I want to hate the Koch brothers. You want to hate the

I want to hate the Koch brothers. You want to hate the Koch brothers. Yet this clumsy advocacy doc makes it hard to do. Perhaps you recall reading how directors Carl Deal and Tia Lessin lost their public-TV funding for the project, then resorted to Kickstarter, because David Koch is on the board of two PBS affiliate stations. Editorial oversight may also have been lost, and one wonders how much Deal and Lessin have tailored Citizen Koch to suit their citizen financiers, in the manner of Robert Greenwald (Outfoxed, etc.). In its tone and construction, Citizen Koch is well below PBS broadcast standards. I’ve seen better screeds stapled on telephone poles.

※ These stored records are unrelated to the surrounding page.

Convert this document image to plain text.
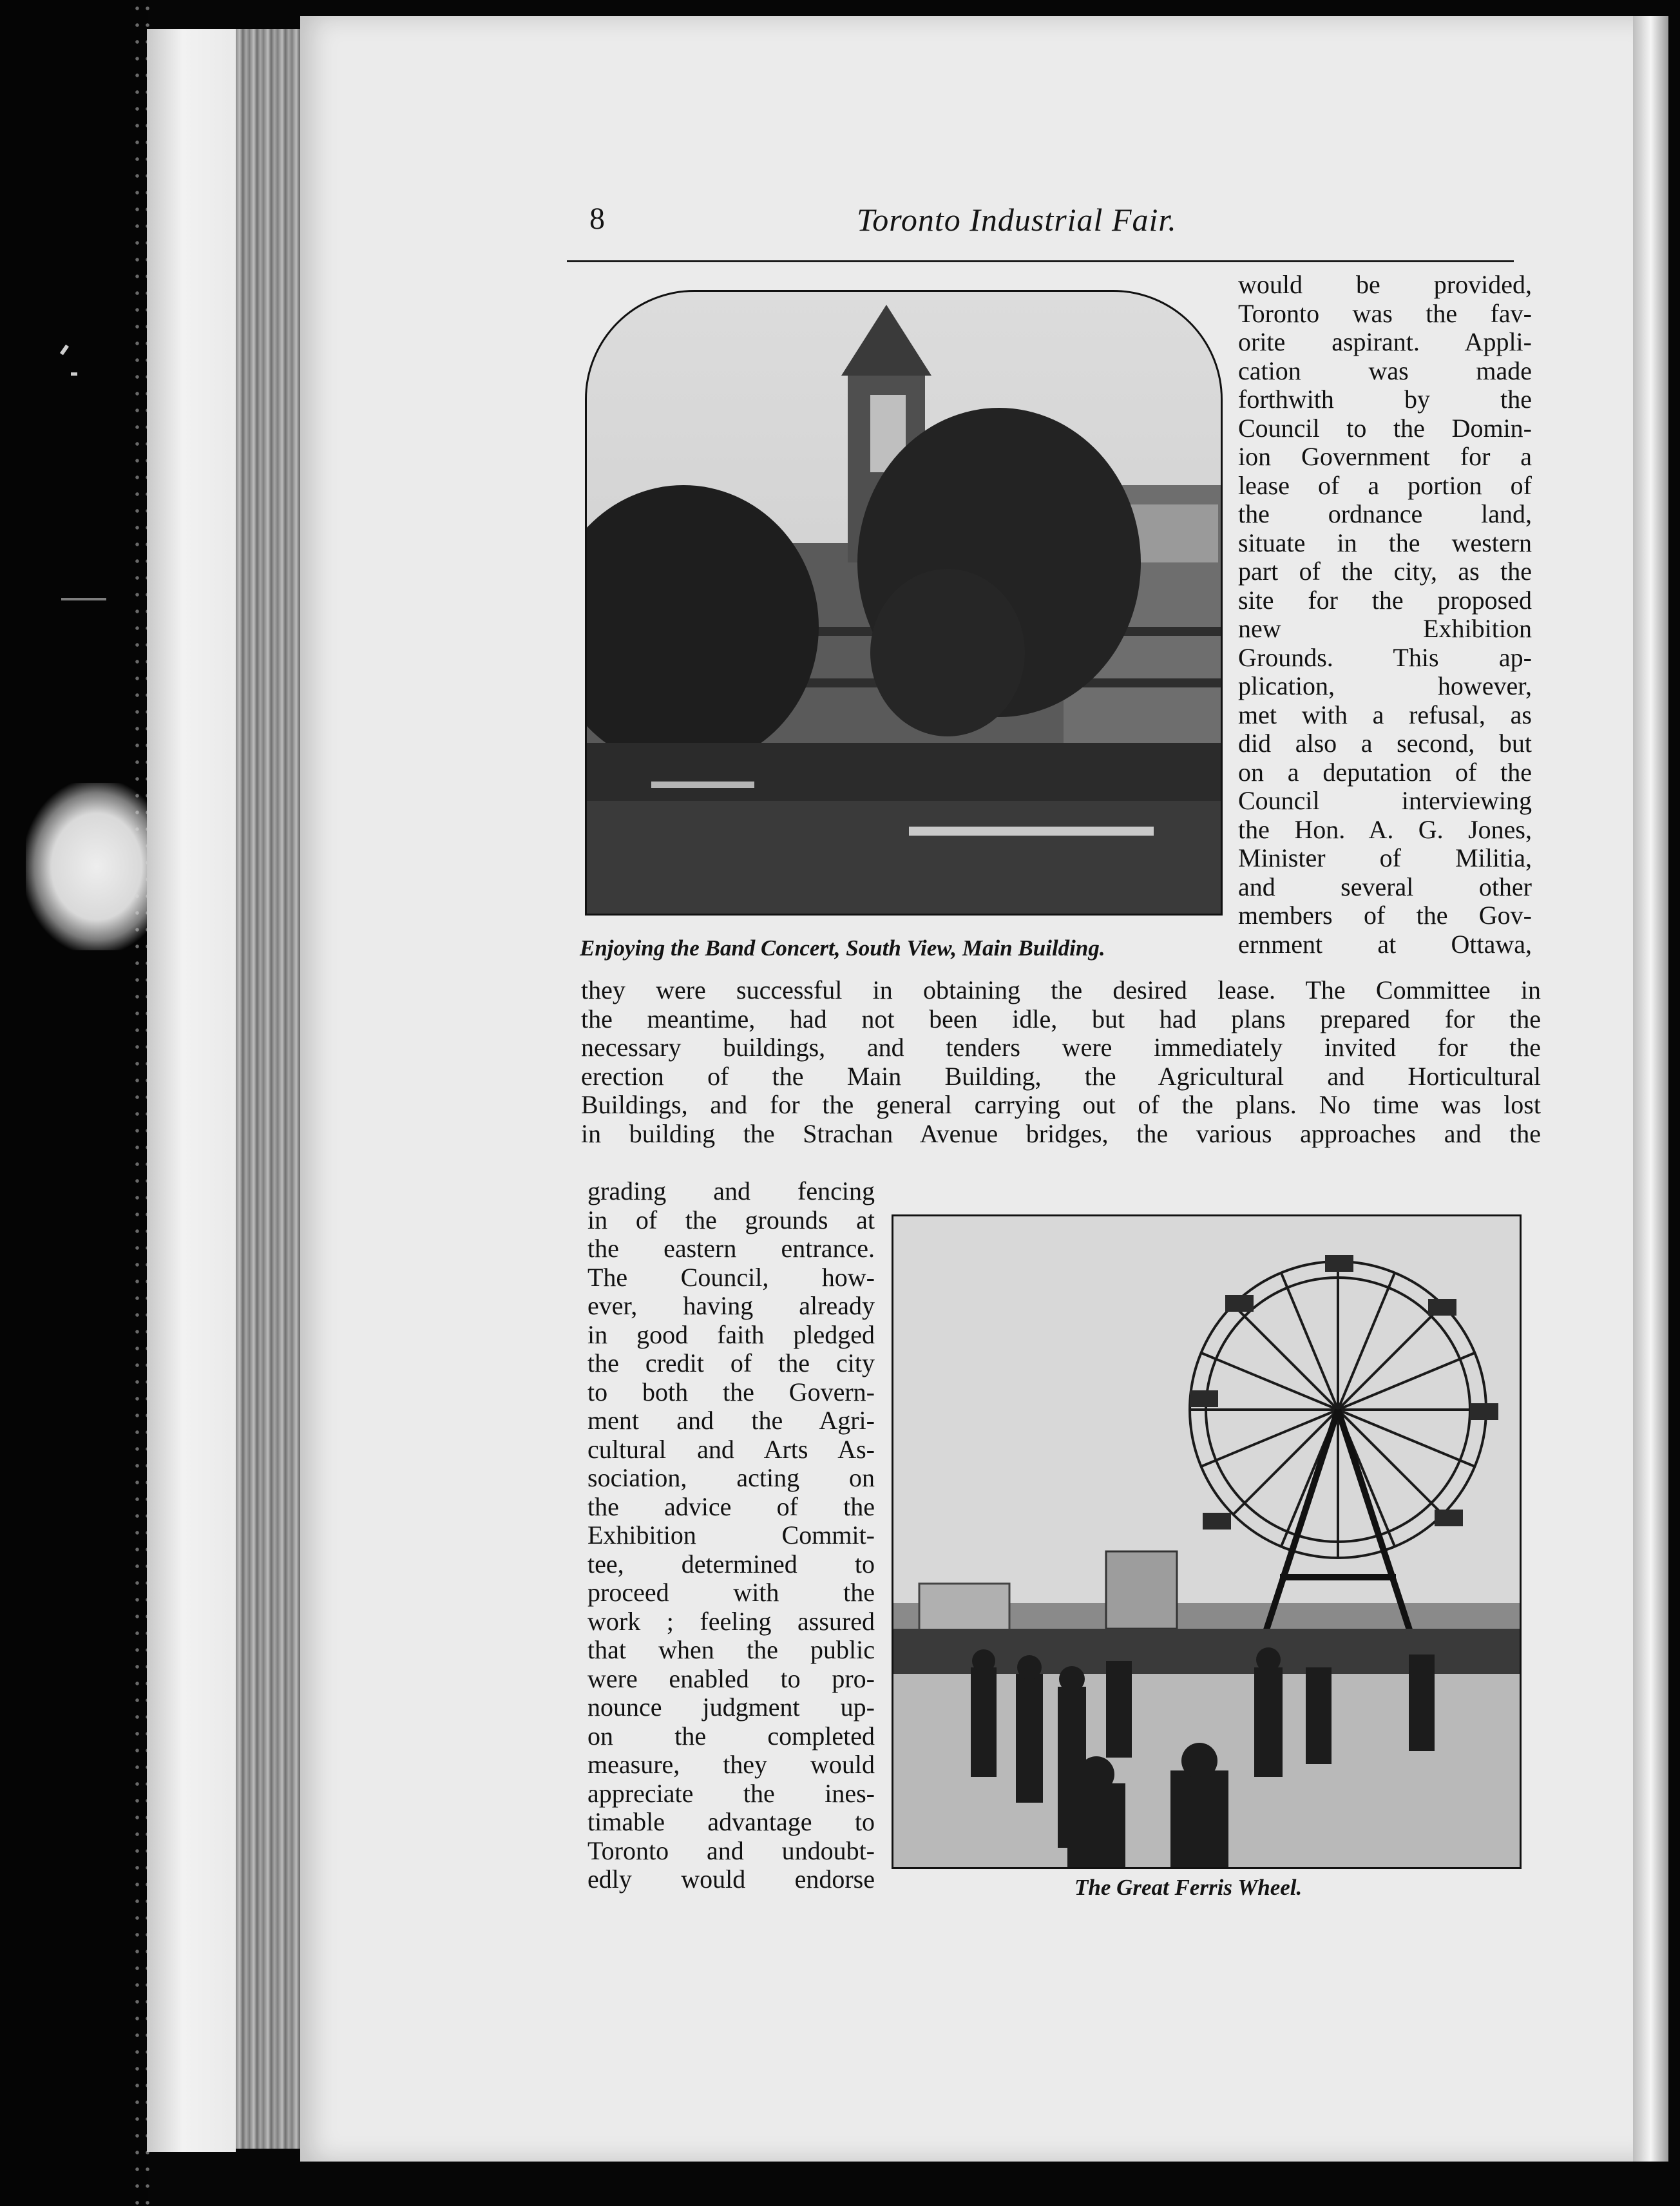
8	Toronto Industrial Fair.
Enjoying the Band Concert, South View, Main Building.
The Great Ferris Wheel.
would be provided,
Toronto was the fav-
orite aspirant. Appli-
cation was made
forthwith by the
Council to the Domin-
ion Government for a
lease of a portion of
the ordnance land,
situate in the western
part of the city, as the
site for the proposed
new Exhibition
Grounds. This ap-
plication, however,
met with a refusal, as
did also a second, but
on a deputation of the
Council interviewing
the Hon. A. G. Jones,
Minister of Militia,
and several other
members of the Gov-
ernment at Ottawa,
they were successful in obtaining the desired lease. The Committee in
the meantime, had not been idle, but had plans prepared for the
necessary buildings, and tenders were immediately invited for the
erection of the Main Building, the Agricultural and Horticultural
Buildings, and for the general carrying out of the plans. No time was lost
in building the Strachan Avenue bridges, the various approaches and the
grading and fencing
in of the grounds at
the eastern entrance.
The Council, how-
ever, having already
in good faith pledged
the credit of the city
to both the Govern-
ment and the Agri-
cultural and Arts As-
sociation, acting on
the advice of the
Exhibition Commit-
tee, determined to
proceed with the
work ; feeling assured
that when the public
were enabled to pro-
nounce judgment up-
on the completed
measure, they would
appreciate the ines-
timable advantage to
Toronto and undoubt-
edly would endorse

Most damningly, it’s old news. Much of the film is set in Wisconsin, where Gov. Scott Walker seeks to break public-sector unions, then fights against a voter recall effort. He prevailed in both battles (aided by corporate money), as we know, because they took place over two years ago and were extensively covered by NPR, The New York Times, and company. Given the amount of excellent reporting done by those annals (and The New Yorker’s Jane Meyer, in particular, on the Kochs and Citizens United ), Citizen Koch’s roster of talking heads is hugely disappointing: a few bloggers and activists, junior-varsity pundits, and the doomed 2012 Republican presidential candidate Buddy Roemer—the Dennis Kucinich of the right—whom they treat like an oracle. Money corrupts politics, he says. No, really?

Their dependence on old news clips and the occasional press conference—Tim Phillips of the Koch-funded Americans for Prosperity is particularly odious—probably reflects the filmmakers’ budget constraints. Smarter, better-sourced documentaries from the likes of Alex Gibney or Charles Ferguson take time and money. It’s cheaper to harvest our easy scorn—for Sarah Palin, the John Birch Society, Samuel Alito, etc.—and set it to that ominous synthesizer drone we know from TV campaign ads. The subject here may not demand balance, but it requires deeper insight.

As with their 2008 doc Trouble the Water, about Hurricane Katrina, Deal and Lessin do better with individual stories than the big picture. “I don’t get where regular people have become the bad guy,” says a Wisconsin prison guard about the barrage of TV ads implying his union (and others) have bankrupted the state. Well, we know where the money came from for those ads. (Gov. Walker is presently being charged by state prosecutors on that subject.) What’s more disturbing, when the filmmakers ask a Wisconsin Tea Party supporter why he believes unions are outspending corporations in that state (the opposite was true, at a ratio of roughly 8:1), is his blithe denial of the facts. He, too, is regular people. And he’s proudly voting against his economic self-interest in the name of “freedom,” just as the Kochs intended. (Note: Deal will conduct a Q&A following the 7 p.m. Sat. screening.)

Runs Fri., June 27–Thurs., July 3 at Sundance Cinemas. Not rated. 90 minutes.